Ale gdy tylko Anderson dotknął drzwi, żeby je otworzyć, ktoś zawołał:
– Chwileczkę! – Frank Bishop wskazał Gillette’a. – Sprawdźcie go.
Gillette wybuchnął śmiechem.- To niedorzeczne. Przecież stąd wychodzę, a nie wchodzę. Kto chciałby coś przemycać z więzienia?
Anderson milczał, lecz Bishop dał znak strażnikowi. Ten przesunął ręcznym wykrywaczem metalu po ciele Gillette’a. Przy prawej kieszeni spodni detektor wydał przenikliwy pisk.

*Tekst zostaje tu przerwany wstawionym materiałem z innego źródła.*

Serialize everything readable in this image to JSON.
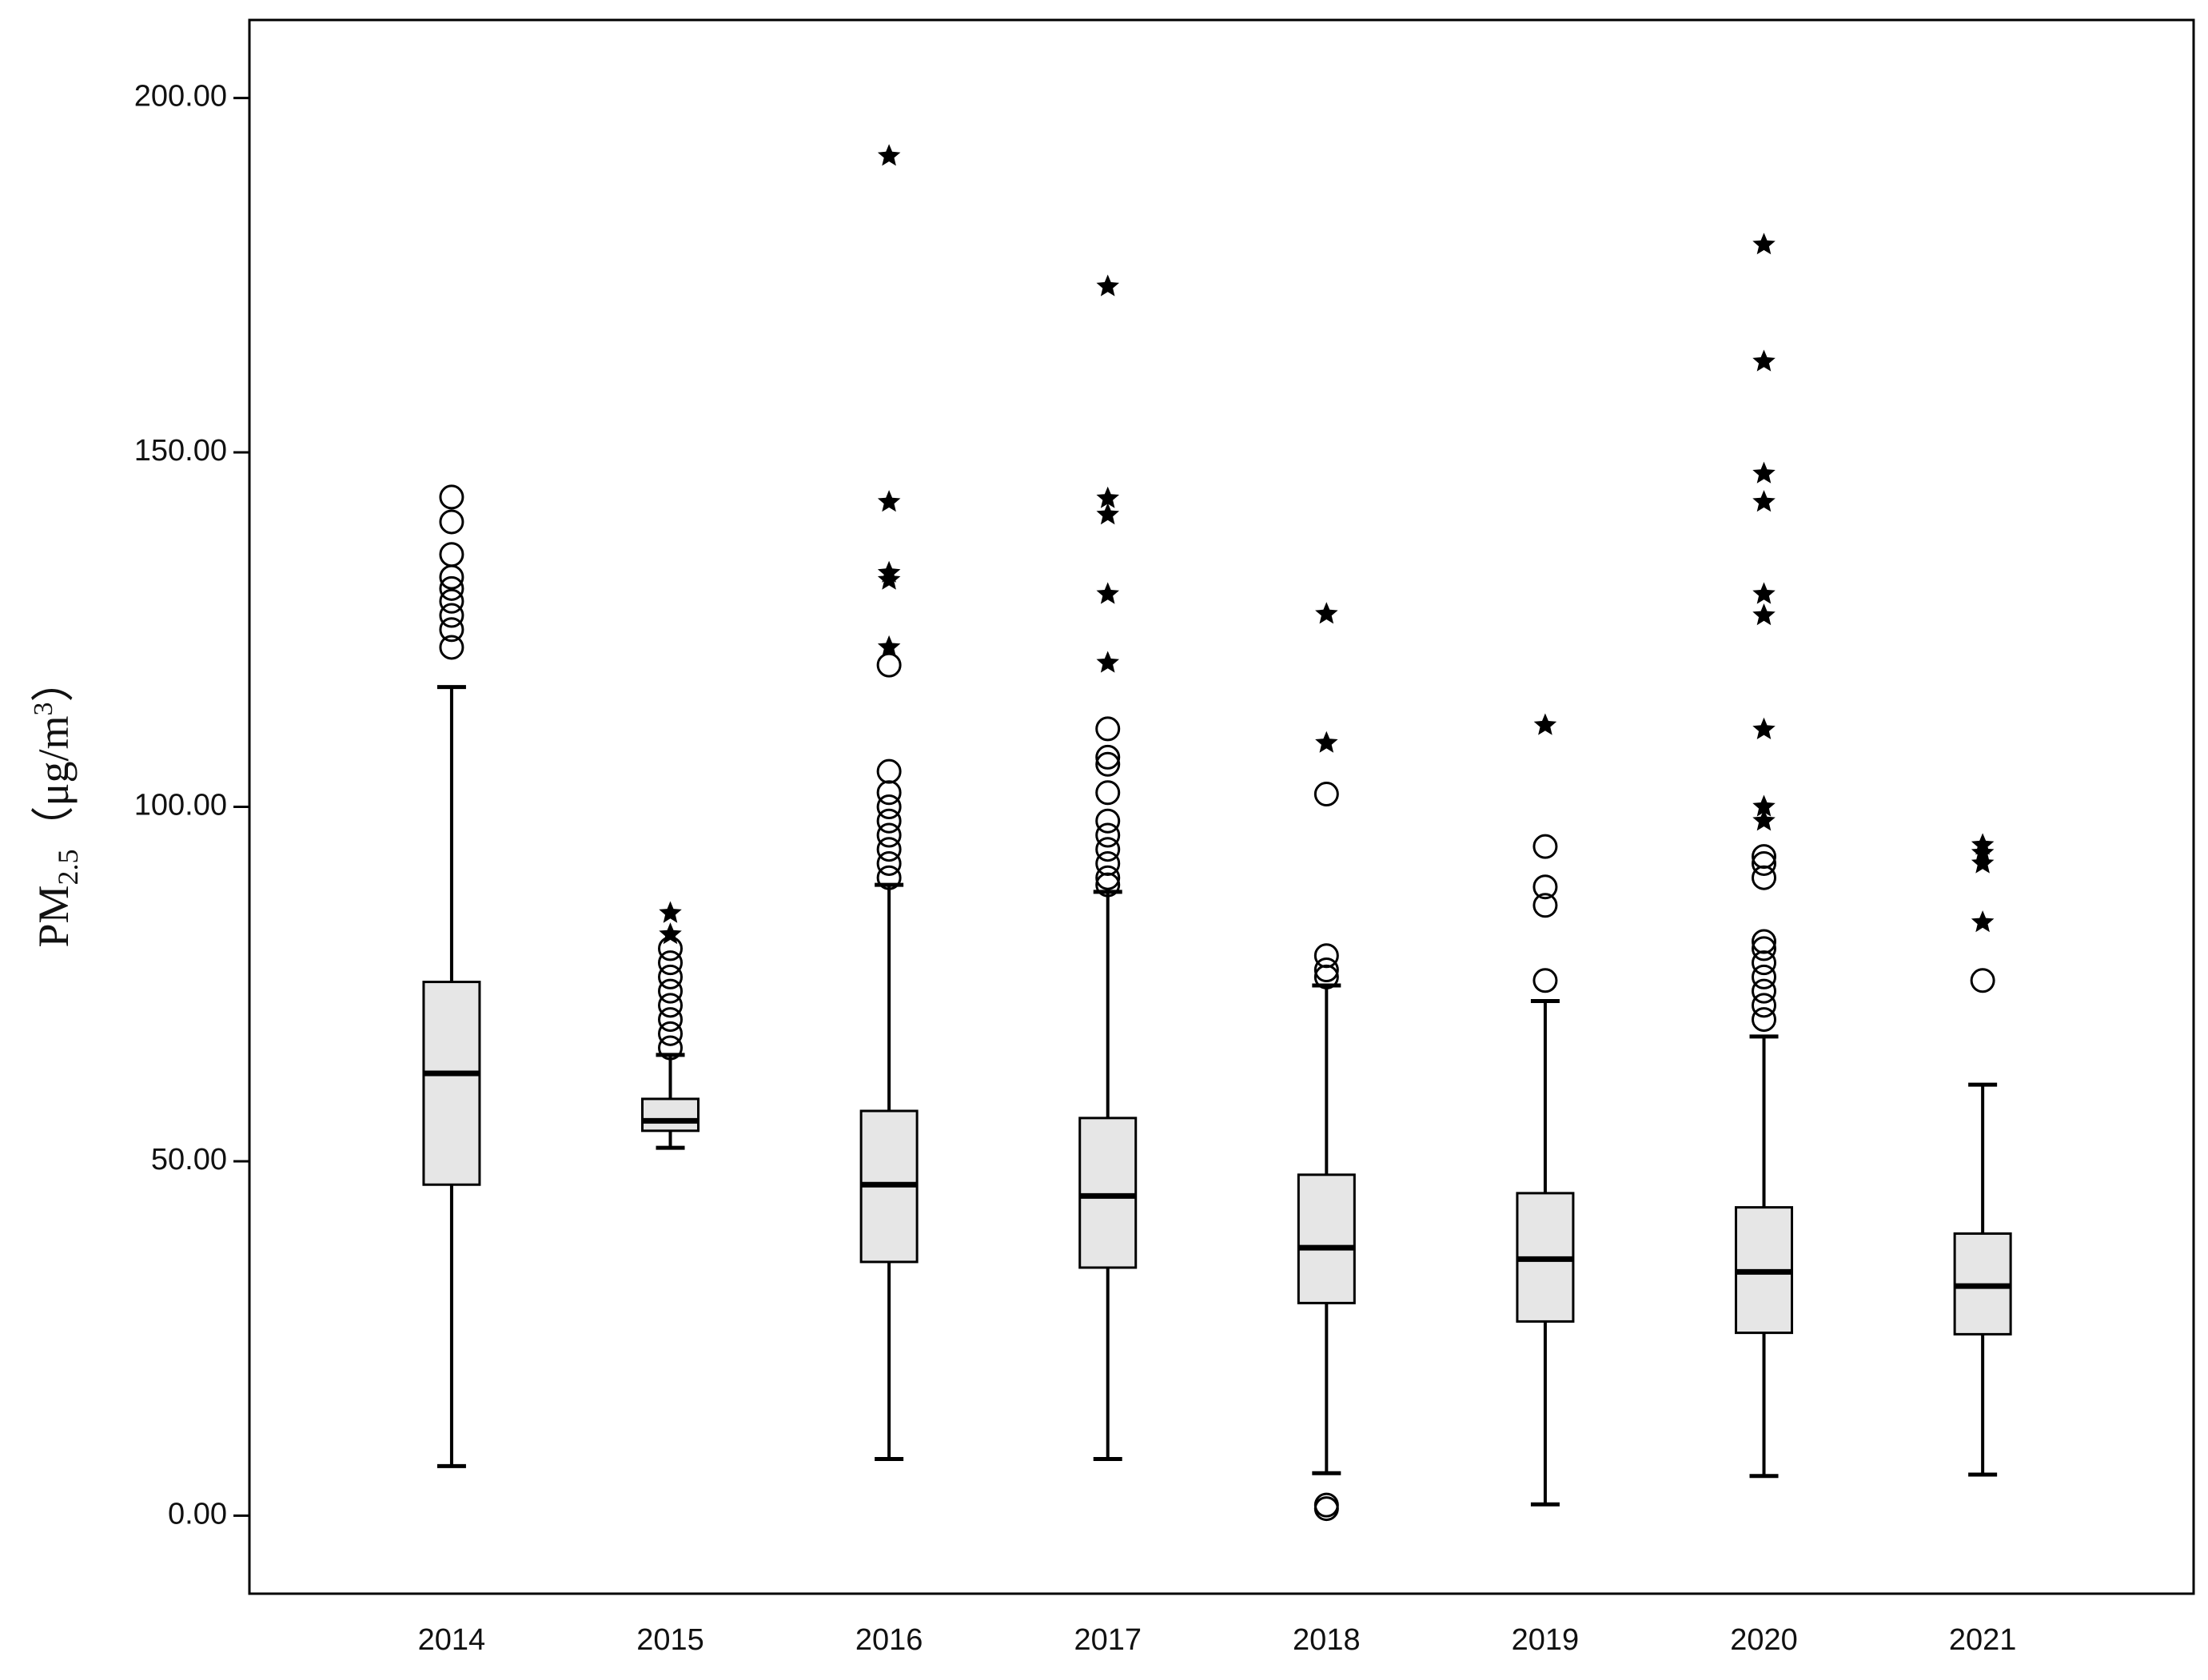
{
  "chart_data": {
    "type": "box",
    "y_label": {
      "text": "PM",
      "subscript": "2.5",
      "middle": "（μg/m",
      "superscript": "3",
      "end": "）"
    },
    "categories": [
      "2014",
      "2015",
      "2016",
      "2017",
      "2018",
      "2019",
      "2020",
      "2021"
    ],
    "box_color": "#e6e6e6",
    "line_color": "#000000",
    "ylim": [
      -11,
      211
    ],
    "yticks": [
      {
        "value": 0,
        "label": "0.00"
      },
      {
        "value": 50,
        "label": "50.00"
      },
      {
        "value": 100,
        "label": "100.00"
      },
      {
        "value": 150,
        "label": "150.00"
      },
      {
        "value": 200,
        "label": "200.00"
      }
    ],
    "boxes": [
      {
        "whisker_low": 7,
        "q1": 46.7,
        "median": 62.4,
        "q3": 75.3,
        "whisker_high": 116.9,
        "outliers": [
          122.5,
          125,
          127,
          129,
          130.8,
          132.4,
          135.6,
          140.2,
          143.7
        ],
        "extremes": []
      },
      {
        "whisker_low": 51.9,
        "q1": 54.3,
        "median": 55.7,
        "q3": 58.8,
        "whisker_high": 65,
        "outliers": [
          66,
          68,
          70,
          72,
          74,
          76,
          78,
          80
        ],
        "extremes": [
          82,
          85
        ]
      },
      {
        "whisker_low": 8,
        "q1": 35.8,
        "median": 46.7,
        "q3": 57.1,
        "whisker_high": 89,
        "outliers": [
          90,
          92,
          94,
          96,
          98,
          100,
          102,
          105,
          120
        ],
        "extremes": [
          122.5,
          132,
          133,
          143,
          191.8
        ]
      },
      {
        "whisker_low": 8,
        "q1": 35,
        "median": 45.1,
        "q3": 56.1,
        "whisker_high": 88,
        "outliers": [
          89,
          90,
          92,
          94,
          96,
          98,
          102,
          106,
          107,
          111
        ],
        "extremes": [
          120.3,
          130,
          141.2,
          143.5,
          173.4
        ]
      },
      {
        "whisker_low": 6,
        "q1": 30,
        "median": 37.8,
        "q3": 48.1,
        "whisker_high": 74.8,
        "outliers": [
          1,
          1.5,
          76,
          77,
          79,
          101.8
        ],
        "extremes": [
          109,
          127.2
        ]
      },
      {
        "whisker_low": 1.6,
        "q1": 27.4,
        "median": 36.2,
        "q3": 45.5,
        "whisker_high": 72.6,
        "outliers": [
          75.5,
          86.1,
          88.7,
          94.4
        ],
        "extremes": [
          111.5
        ]
      },
      {
        "whisker_low": 5.6,
        "q1": 25.8,
        "median": 34.4,
        "q3": 43.5,
        "whisker_high": 67.6,
        "outliers": [
          70,
          72,
          74,
          76,
          78,
          80,
          81,
          90,
          92,
          93
        ],
        "extremes": [
          98,
          100,
          110.9,
          127,
          130,
          143,
          147,
          162.8,
          179.3
        ]
      },
      {
        "whisker_low": 5.8,
        "q1": 25.6,
        "median": 32.4,
        "q3": 39.8,
        "whisker_high": 60.8,
        "outliers": [
          75.5
        ],
        "extremes": [
          83.7,
          92,
          93.5,
          94.6
        ]
      }
    ]
  }
}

Strażnik sięgnął do kieszeni i wyciągnął obwód na płytce z wystającymi drucikami.
– Co to za gówno? – warknął Shelton. Anderson przyjrzał się przedmiotowi.
– Czerwona skrzynka? – spytał Gillette’a, który zrezygnowany wzniósł oczy do sufitu. – Taa…
Detektyw zwrócił się do Bishopa i Sheltona:
– Phreakerzy używają kilkudziesięciu różnych skrzynek z obwodami do oszukiwania firm telefonicznych, żeby mieć dostęp do darmowych usług, podsłuchiwać czyjąś linię, zrobić sobie odgałęzienie podsłuchowe… Każda ma umowny kolor. Nie spotyka się ich już wielu z wyjątkiem tej – czerwonej skrzynki. Imituje dźwięk monet w automacie wrzutowym. Można dzwonić do każdego miejsca na świecie i tyle razy naciskać guzik, ile trzeba monet, żeby zapłacić za rozmowę. – Spojrzał na Gillette’a. – Co chciałeś z tym zrobić?